Although multiple aspects of the action of NT at the cell body level in the VTA have been investigated [26-28], the mechanism of action of NT on dopaminergic axon terminals is still unclear. The present results provide new insight into the mechanism mediating the facilitation of DA release by NT at the level of axon terminals in the NAcc. We show that this mechanism implicates a decrease by NT of the effectiveness of terminal D2 autoreceptors that normally inhibit DA release. We also demonstrate that the effects of NT on DA release differ greatly depending on the electrical stimulation parameters used to elicit this release. On the one hand, NT fails to alter DA overflow triggered by single pulses in the NAcc. On the other hand, NT strongly enhances DA release evoked by pulse trains that generate prolonged DA release and strongly engage D2 autoreceptors.

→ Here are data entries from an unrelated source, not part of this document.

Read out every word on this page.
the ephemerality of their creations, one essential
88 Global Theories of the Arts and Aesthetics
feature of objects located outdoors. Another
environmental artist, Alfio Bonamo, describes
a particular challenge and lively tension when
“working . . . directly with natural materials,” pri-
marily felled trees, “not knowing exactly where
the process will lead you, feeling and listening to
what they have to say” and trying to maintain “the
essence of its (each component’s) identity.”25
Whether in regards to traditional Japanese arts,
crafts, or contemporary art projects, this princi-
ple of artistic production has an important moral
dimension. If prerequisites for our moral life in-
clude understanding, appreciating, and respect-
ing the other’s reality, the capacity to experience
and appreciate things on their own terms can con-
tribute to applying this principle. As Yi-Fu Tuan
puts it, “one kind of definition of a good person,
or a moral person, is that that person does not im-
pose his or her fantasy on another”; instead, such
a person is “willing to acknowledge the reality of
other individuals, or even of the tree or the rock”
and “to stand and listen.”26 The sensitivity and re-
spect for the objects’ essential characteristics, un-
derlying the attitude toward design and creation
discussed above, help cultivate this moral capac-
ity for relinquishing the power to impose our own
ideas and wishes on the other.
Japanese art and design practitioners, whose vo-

An indirect mechanism can be discounted

NT is known to facilitate K+ and electrically-evoked DA release in dorsal striatal slice preparations [13,14] as well as in vivo [15]. Although these observations imply a presynaptic effect of NT on dopaminergic axon terminals, previous results have not excluded an indirect mechanism of action. For example, NT could act through receptors located in the striatum on other elements than dopaminergic axon terminals. These receptors could for instance be located on corticostriatal glutamatergic axon terminals. If this were the case, NT could facilitate the spontaneous release of glutamate, which would then enhance DA release by depolarizing dopaminergic axon terminals. Although we cannot formally exclude this possibility or other possible indirect mechanisms, a major role for glutamate in mediating the ability of NT to enhance train-evoked DA overflow is not easily reconcilable with our observation that this facilitatory effect of NT is blocked in the presence of the D2 antagonist sulpiride. However, we cannot exclude a possible partial implication of postsynaptic D2 receptors located on NAcc medium spiny neurons, through some retrograde signaling mechanism.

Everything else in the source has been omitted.